Time Period3 Months [change]
DirectionMoves Together 
StrengthWeak
Accuracy91.67%
ValuesDaily Returns

IAC Inc  vs.  Naspers Limited

 Performance 
       Timeline  
IAC Inc 

Risk-Adjusted Performance

OK

 
Weak
 
Strong
Compared to the overall equity markets, risk-adjusted returns on investments in IAC Inc are ranked lower than 8 (%) of all global equities and portfolios over the last 90 days. In spite of rather weak basic indicators, IAC exhibited solid returns over the last few months and may actually be approaching a breakup point.
Naspers Limited 

Risk-Adjusted Performance

OK

 
Weak
 
Strong
Compared to the overall equity markets, risk-adjusted returns on investments in Naspers Limited are ranked lower than 8 (%) of all global equities and portfolios over the last 90 days. Despite nearly weak basic indicators, Naspers reported solid returns over the last few months and may actually be approaching a breakup point.
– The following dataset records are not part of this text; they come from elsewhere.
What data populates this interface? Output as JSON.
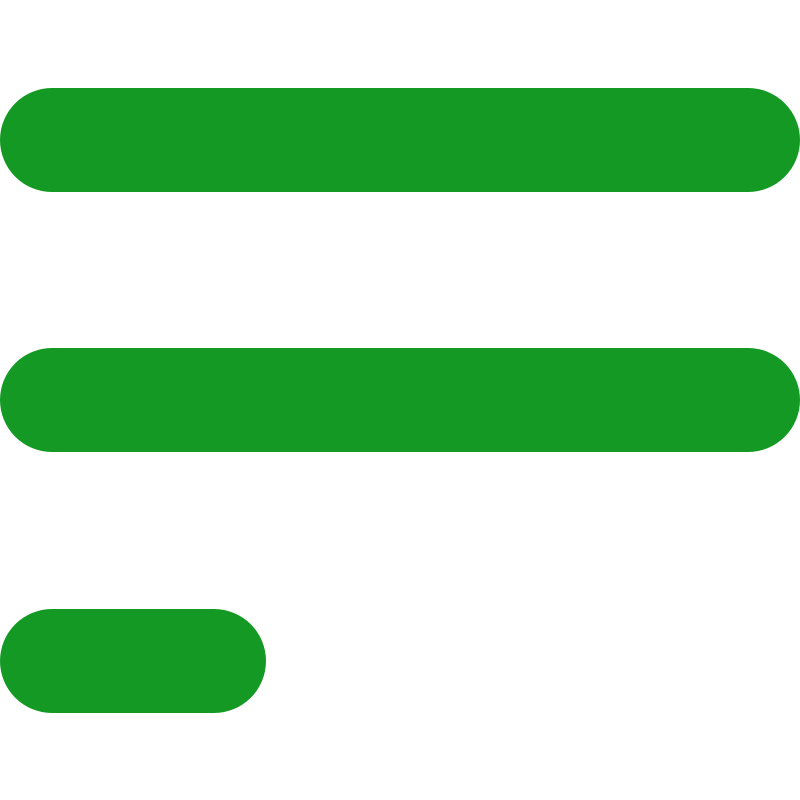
{
  "icon": {
    "name": "menu-left-icon",
    "color": "#149a24"
  },
  "background": "#ffffff"
}
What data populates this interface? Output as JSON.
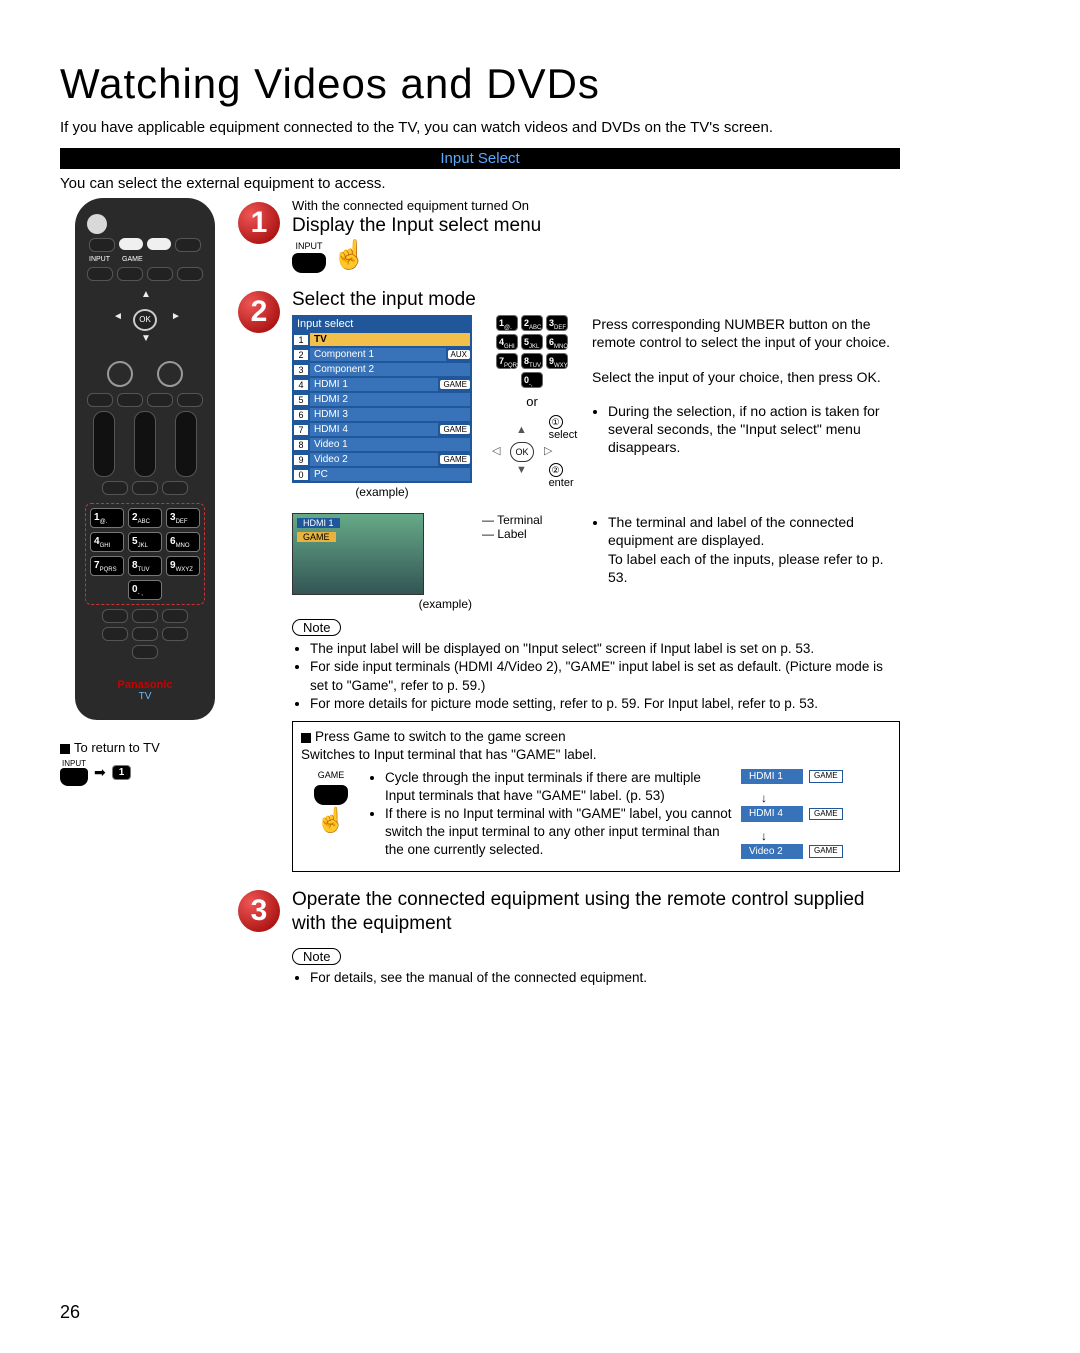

IAC and Naspers Volatility Contrast

   Predicted Return Density   
       Returns  

Pair Trading with IAC and Naspers

The main advantage of trading using opposite IAC and Naspers positions is that it hedges away some unsystematic risk. Because of two separate transactions, even if IAC position performs unexpectedly, Naspers can make up some of the losses. Pair trading also minimizes risk from directional movements in the market. For example, if an entire industry or sector drops because of unexpected headlines, the short position in Naspers will offset losses from the drop in Naspers' long position.
The idea behind IAC Inc and Naspers Limited pairs trading is to make the combined position market-neutral, meaning the overall market's direction will not affect its win or loss (or potential downside or upside). This can be achieved by designing a pairs trade with two highly correlated stocks or equities that operate in a similar space or sector, making it possible to obtain profits through simple and relatively low-risk investment.
Check out your portfolio center.
Note that this page's information should be used as a complementary analysis to find the right mix of equity instruments to add to your existing portfolios or create a brand new portfolio. You can also try the Portfolio Rebalancing module to analyze risk-adjusted returns against different time horizons to find asset-allocation targets.